Globally, the much-publicised purchase of Internet calling service Skype by eBay for about $4-billion was concluded in the past week; while BSkyB, the United Kingdom’s largest pay-television group, was revealed to be interested in entering the broadband market by acquiring ISP Easynet and offering so-called triple-play services, combining voice calls, broadband Internet access and paid-for television.
Meanwhile, M-Web, which is the largest consumer ISP, announced the lowest ADSL package at R415 a month, but one has to use Telkom’s entry level 192kps connection (which costs R270) and M-Web’s R145 monthly fee, which is the same cost as a normal dial-up.
Broadband access and its cost has grown into arguably the most contentious issue after Telkom’s call prices and the need to allow access to the ‘local loop”. This is the so-called ‘last mile” that connects subscribers to the exchange.

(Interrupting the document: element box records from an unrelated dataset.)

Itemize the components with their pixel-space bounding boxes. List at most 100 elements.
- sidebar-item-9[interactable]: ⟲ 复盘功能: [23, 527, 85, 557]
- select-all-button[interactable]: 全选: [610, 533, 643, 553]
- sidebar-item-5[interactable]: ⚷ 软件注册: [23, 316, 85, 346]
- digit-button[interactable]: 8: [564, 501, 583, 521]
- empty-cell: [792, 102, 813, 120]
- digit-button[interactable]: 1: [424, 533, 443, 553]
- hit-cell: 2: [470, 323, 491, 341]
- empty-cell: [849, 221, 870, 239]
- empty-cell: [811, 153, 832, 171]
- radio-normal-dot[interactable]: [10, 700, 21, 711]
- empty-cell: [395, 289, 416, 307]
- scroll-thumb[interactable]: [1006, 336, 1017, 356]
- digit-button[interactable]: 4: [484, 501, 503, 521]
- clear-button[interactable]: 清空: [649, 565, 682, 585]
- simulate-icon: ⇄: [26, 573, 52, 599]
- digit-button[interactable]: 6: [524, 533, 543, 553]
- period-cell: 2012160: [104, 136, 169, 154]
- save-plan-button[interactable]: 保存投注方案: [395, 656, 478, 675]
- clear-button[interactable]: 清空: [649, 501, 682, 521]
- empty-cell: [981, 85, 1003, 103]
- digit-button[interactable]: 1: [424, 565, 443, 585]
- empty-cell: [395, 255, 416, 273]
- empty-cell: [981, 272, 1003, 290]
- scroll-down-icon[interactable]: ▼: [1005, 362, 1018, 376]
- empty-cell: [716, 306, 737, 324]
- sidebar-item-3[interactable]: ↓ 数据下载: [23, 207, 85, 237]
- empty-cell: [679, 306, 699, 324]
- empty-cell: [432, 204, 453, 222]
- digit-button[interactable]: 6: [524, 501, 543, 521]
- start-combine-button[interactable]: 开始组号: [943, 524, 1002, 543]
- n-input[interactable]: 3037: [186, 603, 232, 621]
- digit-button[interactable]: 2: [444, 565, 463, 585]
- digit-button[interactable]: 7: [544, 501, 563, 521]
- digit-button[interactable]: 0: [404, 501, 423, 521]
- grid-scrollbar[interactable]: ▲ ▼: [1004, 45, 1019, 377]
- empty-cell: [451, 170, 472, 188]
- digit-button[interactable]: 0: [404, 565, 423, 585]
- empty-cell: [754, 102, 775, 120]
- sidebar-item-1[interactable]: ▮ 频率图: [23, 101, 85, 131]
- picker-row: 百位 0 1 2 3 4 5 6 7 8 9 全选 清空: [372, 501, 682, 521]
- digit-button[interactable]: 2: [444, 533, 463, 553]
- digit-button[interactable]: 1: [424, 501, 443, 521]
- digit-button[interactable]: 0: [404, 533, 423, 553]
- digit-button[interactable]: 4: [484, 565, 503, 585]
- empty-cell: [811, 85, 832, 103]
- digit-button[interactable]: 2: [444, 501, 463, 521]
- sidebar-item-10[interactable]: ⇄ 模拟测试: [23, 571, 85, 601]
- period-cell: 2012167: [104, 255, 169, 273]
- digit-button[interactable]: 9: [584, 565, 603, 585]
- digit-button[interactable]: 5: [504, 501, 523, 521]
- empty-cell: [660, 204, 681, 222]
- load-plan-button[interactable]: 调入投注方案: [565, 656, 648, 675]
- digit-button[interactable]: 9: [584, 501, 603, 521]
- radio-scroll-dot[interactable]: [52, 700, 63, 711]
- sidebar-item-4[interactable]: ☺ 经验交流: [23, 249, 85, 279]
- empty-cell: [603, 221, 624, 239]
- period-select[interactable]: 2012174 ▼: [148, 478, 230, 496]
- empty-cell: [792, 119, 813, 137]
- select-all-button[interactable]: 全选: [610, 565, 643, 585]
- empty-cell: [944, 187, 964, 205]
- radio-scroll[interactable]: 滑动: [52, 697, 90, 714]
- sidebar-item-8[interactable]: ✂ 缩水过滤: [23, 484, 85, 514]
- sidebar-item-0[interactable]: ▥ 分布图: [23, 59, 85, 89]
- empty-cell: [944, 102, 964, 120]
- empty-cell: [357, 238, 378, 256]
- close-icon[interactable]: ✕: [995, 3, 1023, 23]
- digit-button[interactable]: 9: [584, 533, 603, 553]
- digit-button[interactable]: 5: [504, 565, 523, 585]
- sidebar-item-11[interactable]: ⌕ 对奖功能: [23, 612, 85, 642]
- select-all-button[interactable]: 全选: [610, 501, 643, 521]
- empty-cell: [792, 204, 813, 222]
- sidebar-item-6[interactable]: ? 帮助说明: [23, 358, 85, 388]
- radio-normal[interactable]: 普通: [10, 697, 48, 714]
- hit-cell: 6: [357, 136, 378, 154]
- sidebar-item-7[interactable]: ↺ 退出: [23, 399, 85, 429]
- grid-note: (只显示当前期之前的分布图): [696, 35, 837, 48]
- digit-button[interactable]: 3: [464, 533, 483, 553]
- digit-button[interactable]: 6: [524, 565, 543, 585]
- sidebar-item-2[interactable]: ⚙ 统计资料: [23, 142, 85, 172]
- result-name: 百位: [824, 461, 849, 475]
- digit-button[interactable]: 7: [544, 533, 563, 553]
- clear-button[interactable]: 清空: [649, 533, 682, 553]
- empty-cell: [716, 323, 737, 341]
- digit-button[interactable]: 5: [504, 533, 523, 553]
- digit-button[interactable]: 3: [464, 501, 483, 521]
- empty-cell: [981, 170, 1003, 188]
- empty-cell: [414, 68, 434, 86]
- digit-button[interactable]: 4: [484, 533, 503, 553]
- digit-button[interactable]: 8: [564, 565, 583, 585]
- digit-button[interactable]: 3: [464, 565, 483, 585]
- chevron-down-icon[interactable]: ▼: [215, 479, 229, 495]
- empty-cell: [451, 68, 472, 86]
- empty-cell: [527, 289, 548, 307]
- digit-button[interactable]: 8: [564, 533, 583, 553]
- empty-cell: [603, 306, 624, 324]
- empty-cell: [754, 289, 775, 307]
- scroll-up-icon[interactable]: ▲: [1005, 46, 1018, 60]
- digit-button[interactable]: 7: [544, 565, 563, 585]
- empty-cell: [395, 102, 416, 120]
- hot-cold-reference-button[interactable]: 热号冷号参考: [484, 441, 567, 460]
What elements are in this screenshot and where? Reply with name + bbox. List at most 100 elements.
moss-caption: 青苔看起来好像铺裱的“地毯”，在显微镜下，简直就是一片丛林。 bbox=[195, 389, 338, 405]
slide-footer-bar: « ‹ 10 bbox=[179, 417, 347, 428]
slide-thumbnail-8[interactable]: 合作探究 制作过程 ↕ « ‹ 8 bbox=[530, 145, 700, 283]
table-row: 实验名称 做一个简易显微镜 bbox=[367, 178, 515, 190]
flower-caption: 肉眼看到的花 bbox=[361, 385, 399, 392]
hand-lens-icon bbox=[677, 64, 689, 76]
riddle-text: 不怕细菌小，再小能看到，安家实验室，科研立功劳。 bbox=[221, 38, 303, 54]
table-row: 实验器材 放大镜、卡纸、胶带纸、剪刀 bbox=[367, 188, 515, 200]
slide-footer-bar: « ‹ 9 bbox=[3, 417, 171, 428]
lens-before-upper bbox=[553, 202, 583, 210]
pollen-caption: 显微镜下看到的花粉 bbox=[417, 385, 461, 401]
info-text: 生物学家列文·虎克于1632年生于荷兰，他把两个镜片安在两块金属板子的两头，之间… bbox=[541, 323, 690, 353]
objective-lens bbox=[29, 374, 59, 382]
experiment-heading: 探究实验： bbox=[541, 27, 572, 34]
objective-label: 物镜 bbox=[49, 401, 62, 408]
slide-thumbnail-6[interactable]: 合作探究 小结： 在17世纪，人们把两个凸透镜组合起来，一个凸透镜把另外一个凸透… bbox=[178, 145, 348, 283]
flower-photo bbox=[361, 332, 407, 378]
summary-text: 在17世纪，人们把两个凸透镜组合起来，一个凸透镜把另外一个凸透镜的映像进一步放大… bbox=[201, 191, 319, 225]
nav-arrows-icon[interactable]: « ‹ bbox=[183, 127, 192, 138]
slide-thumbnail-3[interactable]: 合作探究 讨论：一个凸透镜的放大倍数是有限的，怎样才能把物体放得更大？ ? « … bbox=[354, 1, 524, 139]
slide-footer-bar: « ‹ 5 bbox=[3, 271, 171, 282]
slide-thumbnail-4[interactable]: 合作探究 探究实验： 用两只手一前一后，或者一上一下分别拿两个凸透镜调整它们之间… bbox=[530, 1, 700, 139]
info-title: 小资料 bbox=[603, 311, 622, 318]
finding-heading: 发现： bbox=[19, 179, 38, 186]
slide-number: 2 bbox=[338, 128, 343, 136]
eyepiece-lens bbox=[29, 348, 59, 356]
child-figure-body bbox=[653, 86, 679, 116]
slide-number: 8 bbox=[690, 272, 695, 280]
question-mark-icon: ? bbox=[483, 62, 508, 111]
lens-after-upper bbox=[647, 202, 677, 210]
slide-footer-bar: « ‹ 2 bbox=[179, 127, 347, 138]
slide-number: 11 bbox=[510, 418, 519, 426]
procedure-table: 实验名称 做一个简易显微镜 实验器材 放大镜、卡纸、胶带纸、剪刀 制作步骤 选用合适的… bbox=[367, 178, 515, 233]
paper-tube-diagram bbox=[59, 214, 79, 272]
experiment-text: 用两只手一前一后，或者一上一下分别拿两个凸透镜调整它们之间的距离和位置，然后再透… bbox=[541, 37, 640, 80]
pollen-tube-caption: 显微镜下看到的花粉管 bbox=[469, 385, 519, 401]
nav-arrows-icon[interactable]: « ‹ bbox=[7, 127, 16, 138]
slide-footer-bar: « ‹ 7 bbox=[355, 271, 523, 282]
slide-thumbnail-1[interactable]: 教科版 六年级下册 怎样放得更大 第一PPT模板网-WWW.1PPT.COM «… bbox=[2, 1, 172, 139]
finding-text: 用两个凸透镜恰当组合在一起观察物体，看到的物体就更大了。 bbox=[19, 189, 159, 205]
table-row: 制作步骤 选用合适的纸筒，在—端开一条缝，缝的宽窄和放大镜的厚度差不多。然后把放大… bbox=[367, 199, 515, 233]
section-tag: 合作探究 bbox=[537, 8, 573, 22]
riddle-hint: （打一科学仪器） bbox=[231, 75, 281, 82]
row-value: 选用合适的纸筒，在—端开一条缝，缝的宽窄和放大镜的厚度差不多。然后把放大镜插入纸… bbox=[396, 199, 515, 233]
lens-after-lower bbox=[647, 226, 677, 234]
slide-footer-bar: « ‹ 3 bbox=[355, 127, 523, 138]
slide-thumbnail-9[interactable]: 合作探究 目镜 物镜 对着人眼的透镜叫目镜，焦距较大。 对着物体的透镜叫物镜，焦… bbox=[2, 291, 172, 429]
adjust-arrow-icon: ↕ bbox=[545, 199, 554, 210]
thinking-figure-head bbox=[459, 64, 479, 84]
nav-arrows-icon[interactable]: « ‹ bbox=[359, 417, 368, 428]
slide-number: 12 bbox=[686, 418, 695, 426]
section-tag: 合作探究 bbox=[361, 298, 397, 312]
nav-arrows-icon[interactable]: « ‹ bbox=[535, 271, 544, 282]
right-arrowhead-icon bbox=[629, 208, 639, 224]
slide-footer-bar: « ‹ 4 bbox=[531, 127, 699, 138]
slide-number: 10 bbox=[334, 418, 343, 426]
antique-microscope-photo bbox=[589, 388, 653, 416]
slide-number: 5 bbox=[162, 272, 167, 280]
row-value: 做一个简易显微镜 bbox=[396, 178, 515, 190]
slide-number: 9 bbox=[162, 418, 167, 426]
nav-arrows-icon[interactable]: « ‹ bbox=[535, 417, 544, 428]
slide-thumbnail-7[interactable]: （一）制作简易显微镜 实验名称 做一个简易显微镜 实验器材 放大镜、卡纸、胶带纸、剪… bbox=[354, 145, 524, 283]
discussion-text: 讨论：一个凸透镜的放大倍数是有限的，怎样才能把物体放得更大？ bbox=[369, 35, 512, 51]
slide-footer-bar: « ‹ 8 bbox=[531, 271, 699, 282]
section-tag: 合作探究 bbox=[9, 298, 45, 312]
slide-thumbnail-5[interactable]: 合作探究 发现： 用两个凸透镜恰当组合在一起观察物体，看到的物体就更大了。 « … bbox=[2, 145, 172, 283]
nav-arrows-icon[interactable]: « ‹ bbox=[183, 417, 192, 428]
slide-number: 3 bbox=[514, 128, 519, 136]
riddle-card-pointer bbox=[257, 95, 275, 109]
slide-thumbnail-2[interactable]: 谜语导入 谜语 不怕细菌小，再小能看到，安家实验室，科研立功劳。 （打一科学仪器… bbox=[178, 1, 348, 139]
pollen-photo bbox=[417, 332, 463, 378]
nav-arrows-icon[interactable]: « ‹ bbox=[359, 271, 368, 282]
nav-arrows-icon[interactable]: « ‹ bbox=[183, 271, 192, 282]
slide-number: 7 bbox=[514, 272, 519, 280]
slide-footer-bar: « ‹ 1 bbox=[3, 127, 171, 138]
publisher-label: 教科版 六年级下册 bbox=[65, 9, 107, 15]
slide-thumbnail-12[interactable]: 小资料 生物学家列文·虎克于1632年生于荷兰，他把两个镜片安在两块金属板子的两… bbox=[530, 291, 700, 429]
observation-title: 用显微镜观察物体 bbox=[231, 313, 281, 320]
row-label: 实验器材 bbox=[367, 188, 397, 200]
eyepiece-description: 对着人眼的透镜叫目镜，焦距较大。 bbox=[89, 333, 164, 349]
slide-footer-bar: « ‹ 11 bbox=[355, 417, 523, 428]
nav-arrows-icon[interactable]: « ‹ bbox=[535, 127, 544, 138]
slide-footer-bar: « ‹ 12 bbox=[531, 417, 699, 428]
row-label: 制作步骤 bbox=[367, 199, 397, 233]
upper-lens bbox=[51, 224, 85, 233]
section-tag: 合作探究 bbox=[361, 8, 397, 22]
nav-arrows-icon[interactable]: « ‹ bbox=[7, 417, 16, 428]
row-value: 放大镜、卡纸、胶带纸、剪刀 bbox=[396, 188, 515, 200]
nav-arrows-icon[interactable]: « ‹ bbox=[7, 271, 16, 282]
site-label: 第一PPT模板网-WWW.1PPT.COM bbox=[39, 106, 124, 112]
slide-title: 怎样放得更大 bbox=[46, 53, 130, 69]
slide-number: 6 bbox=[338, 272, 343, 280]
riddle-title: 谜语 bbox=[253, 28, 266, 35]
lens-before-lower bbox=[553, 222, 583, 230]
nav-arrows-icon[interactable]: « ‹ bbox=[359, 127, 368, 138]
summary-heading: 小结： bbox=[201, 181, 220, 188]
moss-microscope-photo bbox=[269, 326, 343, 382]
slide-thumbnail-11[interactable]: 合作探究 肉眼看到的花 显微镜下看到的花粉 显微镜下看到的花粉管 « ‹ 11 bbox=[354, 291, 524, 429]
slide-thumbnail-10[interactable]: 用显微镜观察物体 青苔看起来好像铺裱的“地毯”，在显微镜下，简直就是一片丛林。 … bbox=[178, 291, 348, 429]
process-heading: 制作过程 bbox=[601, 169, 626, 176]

The largest portion of the monthly cost is a second rental fee Telkom charges for the ADSL line, of between R270 and R477. Icasa slammed these fees as ‘exorbitant” after hearings earlier this year into the cost of Telkom’s broadband access, following a complaint by the MyADSL.co.za website. The website has emerged as one of Telkom’s greatest critics as it is a forum for broadband users, many of whom are disgruntled about Telkom’s services.
While most criticism has been about the cost of doing business and how it retards the country’s economic growth, NGO Sangonet this week pointed out that it hindered development goals too.
‘The high cost of access limits the use of the Internet as a civil society tool and stunts the growth of a culture to use technology as an information tool,” Sangonet deputy director Fazila Farouk told ITWeb.
She told the information technology website that the about 100 000 civil-society organisations in South Africa, most of which are community-based, could use the Internet as a tool for fund-raising, advocacy and working with other constituencies to share information and coordinate development priorities, but cannot do so effectively on dial-up.
Meanwhile, the first wireless broadband report, released by Johannesburg University’s department of business information technology and the MyADSL website, found that Sentech’s MyWireless was the best on offer.
Comparing price, speed, reliability and support through lab and user testing, the report was a comparative analysis of the wireless alternatives to Telkom’s ADSL.
MyWireless scored 87%, Vodacom’s 3G came second with 81%, WBS’s iBurst third with 80% and MTN’s 3G was last with 78%.
Ironically, MyWireless has been marred by complaints of bad service and poor speeds and has received the most bad publicity.